Rutkas Tagebuch Aufzeichnungen eines polnischen Mädchens aus dem Ghetto
Rutka Laskier. Aus dem Poln. von Friedrich Griese. Mit einer Einl. von Zahava (Laskier) Scherz und einem Nachw. von Mirjam Pressler
- 1. Aufl.
- 144 S. zahlr. Ill. 22 cm
Quelle: www.rezensionen.at - Daniela A. Frickel
Annotation: Das autobiographische Dokument einer Vierzehnjährigen, die Erlebnisse und Eindrücke aus ihren letzten Lebensmonaten im Jahr 1943 in einem polnischen Ghetto aufzeichnete.

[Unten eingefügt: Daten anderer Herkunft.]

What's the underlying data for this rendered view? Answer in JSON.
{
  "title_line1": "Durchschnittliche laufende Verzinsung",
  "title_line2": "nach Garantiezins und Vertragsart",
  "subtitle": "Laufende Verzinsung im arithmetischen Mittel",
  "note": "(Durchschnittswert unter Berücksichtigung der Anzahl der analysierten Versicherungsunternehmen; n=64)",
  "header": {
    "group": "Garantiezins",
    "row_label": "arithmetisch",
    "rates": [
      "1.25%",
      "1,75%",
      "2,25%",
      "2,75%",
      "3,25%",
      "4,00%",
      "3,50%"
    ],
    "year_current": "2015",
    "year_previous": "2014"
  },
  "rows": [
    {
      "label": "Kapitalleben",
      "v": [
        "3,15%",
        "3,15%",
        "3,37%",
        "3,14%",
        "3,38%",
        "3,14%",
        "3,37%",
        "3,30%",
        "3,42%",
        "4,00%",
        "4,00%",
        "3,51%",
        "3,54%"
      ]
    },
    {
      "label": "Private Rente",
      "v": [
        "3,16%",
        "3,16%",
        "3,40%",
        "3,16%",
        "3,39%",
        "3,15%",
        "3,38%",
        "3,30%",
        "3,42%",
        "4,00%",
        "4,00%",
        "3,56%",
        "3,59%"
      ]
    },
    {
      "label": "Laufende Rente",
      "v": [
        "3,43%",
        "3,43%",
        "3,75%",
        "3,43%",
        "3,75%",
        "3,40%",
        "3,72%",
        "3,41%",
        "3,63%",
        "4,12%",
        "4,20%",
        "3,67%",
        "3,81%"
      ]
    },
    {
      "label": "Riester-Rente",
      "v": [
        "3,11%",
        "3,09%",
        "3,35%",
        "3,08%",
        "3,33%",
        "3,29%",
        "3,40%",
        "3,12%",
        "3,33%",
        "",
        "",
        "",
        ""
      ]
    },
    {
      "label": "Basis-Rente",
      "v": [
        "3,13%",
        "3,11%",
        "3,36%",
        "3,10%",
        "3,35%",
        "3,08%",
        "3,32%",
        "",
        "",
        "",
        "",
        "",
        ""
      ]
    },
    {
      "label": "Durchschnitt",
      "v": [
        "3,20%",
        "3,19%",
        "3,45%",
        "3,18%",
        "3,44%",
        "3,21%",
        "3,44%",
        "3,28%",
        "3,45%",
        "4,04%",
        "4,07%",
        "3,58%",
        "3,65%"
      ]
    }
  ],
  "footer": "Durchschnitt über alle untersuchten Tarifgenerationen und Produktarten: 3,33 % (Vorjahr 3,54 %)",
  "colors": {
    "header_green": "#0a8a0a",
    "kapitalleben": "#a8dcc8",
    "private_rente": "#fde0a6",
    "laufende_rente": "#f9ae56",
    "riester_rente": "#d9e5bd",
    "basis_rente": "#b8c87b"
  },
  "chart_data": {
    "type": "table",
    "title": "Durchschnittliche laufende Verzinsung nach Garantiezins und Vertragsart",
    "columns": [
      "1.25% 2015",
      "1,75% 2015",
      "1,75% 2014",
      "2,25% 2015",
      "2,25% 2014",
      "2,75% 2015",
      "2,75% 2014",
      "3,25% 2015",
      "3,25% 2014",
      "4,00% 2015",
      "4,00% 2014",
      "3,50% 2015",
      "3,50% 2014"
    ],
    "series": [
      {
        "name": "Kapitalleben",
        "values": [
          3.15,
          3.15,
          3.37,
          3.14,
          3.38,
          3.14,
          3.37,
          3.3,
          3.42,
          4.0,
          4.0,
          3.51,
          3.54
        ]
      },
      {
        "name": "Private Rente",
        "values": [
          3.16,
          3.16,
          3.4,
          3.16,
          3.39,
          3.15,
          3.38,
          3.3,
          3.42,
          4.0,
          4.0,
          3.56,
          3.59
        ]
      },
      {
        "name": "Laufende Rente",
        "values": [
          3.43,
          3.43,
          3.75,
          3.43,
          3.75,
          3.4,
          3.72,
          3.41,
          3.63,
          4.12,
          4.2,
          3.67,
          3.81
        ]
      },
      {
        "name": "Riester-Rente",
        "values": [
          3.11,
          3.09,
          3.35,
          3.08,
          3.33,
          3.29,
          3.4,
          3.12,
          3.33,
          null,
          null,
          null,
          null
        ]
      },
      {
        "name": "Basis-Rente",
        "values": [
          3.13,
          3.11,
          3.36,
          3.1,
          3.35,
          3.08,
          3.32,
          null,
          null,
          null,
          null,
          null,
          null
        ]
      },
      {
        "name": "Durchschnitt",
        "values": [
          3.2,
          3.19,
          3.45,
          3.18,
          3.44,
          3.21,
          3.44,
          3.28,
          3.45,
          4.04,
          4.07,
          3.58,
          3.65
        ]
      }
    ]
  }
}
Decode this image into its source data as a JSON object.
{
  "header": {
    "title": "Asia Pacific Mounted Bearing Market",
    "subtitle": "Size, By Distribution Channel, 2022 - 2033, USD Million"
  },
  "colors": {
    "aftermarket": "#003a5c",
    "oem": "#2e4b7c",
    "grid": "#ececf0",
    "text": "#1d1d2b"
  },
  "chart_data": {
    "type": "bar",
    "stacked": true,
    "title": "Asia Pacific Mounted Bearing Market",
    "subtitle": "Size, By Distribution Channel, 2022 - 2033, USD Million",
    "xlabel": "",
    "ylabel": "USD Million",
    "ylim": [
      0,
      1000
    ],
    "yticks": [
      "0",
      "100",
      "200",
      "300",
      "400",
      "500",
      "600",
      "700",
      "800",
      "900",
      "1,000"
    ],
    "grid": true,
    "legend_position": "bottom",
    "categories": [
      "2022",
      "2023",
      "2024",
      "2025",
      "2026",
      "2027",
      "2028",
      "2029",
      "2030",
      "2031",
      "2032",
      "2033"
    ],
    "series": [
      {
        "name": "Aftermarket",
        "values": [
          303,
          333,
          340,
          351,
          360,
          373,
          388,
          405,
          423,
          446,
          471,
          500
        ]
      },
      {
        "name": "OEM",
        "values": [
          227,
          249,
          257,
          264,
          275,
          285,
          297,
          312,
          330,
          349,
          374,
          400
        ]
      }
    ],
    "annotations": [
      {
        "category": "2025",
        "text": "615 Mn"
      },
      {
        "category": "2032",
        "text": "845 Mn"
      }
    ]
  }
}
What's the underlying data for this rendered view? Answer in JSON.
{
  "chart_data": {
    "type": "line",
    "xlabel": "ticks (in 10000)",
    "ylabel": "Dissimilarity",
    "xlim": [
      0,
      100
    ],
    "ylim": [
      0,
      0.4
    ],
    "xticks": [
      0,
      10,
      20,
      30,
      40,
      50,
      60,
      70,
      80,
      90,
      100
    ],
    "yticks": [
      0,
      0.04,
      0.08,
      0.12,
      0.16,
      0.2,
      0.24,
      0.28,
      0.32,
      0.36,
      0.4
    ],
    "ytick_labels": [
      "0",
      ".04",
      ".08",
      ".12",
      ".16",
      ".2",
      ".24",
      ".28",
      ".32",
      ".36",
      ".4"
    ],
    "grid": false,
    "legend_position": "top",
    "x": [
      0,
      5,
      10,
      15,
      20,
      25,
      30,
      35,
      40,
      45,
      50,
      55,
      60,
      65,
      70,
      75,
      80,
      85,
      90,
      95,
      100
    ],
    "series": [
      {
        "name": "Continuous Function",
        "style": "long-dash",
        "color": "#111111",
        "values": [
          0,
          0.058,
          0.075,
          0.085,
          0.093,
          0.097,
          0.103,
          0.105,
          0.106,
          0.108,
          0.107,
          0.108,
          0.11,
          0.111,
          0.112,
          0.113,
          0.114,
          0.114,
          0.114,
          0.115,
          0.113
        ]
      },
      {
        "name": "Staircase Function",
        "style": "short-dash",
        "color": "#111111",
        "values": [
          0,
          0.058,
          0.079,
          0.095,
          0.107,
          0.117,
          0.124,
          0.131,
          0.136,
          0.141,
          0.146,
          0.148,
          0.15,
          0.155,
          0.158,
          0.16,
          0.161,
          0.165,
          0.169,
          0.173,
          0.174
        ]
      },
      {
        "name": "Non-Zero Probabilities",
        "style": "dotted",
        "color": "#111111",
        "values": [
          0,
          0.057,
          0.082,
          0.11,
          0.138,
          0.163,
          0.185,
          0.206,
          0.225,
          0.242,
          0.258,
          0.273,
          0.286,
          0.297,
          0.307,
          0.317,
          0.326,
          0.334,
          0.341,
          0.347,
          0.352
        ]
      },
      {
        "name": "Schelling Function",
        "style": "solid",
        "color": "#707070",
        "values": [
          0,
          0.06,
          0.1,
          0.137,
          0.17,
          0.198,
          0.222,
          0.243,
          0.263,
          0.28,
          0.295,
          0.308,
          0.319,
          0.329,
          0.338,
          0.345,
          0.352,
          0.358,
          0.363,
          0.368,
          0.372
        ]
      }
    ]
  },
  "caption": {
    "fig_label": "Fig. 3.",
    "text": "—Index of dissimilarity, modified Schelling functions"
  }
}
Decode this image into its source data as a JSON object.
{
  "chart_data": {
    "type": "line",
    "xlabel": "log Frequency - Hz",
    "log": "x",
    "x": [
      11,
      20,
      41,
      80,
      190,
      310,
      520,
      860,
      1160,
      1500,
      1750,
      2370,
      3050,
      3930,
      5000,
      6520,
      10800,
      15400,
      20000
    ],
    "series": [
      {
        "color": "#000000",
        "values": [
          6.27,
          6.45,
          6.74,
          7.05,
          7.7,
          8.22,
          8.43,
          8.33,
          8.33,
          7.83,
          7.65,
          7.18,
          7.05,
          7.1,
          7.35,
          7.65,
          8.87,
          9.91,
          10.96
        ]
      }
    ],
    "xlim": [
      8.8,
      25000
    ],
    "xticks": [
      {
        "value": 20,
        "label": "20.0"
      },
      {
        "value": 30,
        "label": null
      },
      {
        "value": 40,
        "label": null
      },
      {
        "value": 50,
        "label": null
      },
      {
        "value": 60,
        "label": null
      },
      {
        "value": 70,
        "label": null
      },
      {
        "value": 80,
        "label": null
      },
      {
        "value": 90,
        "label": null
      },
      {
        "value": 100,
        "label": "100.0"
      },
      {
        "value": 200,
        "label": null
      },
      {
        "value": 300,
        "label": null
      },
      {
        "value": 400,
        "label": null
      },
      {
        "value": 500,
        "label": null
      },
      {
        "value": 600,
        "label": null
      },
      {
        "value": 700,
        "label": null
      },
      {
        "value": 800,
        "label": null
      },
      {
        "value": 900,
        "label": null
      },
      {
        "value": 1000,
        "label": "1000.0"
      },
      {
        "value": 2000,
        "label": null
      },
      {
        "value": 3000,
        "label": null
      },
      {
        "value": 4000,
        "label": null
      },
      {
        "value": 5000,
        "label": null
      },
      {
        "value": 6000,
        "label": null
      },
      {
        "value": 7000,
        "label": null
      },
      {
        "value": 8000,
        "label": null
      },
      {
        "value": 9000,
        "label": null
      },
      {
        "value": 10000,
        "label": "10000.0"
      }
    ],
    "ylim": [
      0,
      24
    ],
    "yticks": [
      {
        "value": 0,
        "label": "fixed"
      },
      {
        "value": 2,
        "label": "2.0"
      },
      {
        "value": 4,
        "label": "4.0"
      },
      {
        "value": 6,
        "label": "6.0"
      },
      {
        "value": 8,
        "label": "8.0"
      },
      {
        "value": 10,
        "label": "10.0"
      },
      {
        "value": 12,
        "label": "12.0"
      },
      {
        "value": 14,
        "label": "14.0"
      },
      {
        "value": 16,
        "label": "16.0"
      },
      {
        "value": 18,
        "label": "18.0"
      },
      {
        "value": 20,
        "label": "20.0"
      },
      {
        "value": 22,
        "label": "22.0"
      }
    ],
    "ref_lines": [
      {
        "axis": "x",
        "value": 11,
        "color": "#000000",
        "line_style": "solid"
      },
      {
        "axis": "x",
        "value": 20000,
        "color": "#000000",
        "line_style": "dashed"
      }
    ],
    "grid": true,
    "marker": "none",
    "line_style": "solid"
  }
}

Rezension: Nicht nur die Zeit des Nationalsozialismus, auch Sonntagsreden und Schlussstrichdebatten liegen Jahre zurück - aber der durch das faschistische Regime initiierte Völkermord an den Juden schreibt weiter seine Geschichten. Zahlreiche Jugendbücher thematisieren den Holocaust - literarische Fiktionen neben autobiographischen Dokumenten - um das Unvorstellbare zu vermitteln: Eindrücke von Diktatur und Massenmord. Ist dem noch etwas hinzuzufügen? "Rutkas Tagebuch" lässt zumindest erahnen, dass viele Bücher dieser Zeit noch nicht aufgeschlagen, viele Geschichten noch unerzählt sind. Die Entdeckung dieses Tagebuchs ist eine Geschichte für sich: Zahava (Laskier) Scherz erfuhr von der Existenz einer Halbschwester erst 1963 im Alter von vierzehn Jahren: Auf alten Familienfotos entdeckte sie ein Mädchen, das ihr ähnlich sah: Rutka, die Tochter aus der ersten Ehe ihres Vaters. Aber erst über 40 Jahre später erhält sie zu diesen Fotos auch ein autobiographisches Dokument des Seelenlebens der Halbschwester: ein schön beschriebenes Schulheft, entstanden in der ersten Hälfte des Jahres 1943, verfasst in dem offenen Ghetto von Bedzin (Schlesien), in der die Vierzehnjährige mit ihrer Familie ihre letzten Lebensmonate verbringt. Was dieses Tagebuch neben dem literarischen Bewusstsein der Verfasserin ausmacht, ist die Engführung zweier Themen: Adoleszenz und Bedrohung: "Haha, hier kann man verrückt werden, wenn man sich das alles bewusst macht." Zwischen den Zeilen scheinen kaum Sentimentalität, kaum Hoffnung durch: die extravagante Rutka stellt sich der grausamen Realität mit einem für eine lebenshungrige Vierzehnjährige irritierend abgeklärten Realismus, mit dem sie ihr Ende voraussieht. "Rutkas Tagebuch" erweist sich als bestechend authentisches Fragment, das Leserinnen und Lesern jeden Alters ohne stilisiertes Opferpathos anbietet, der Fratze der Vergangenheit, ihrer Gegenwart und Zukunft zu begegnen. - Eine überzeugende Alternative zum "Tagebuch der Anne Frank".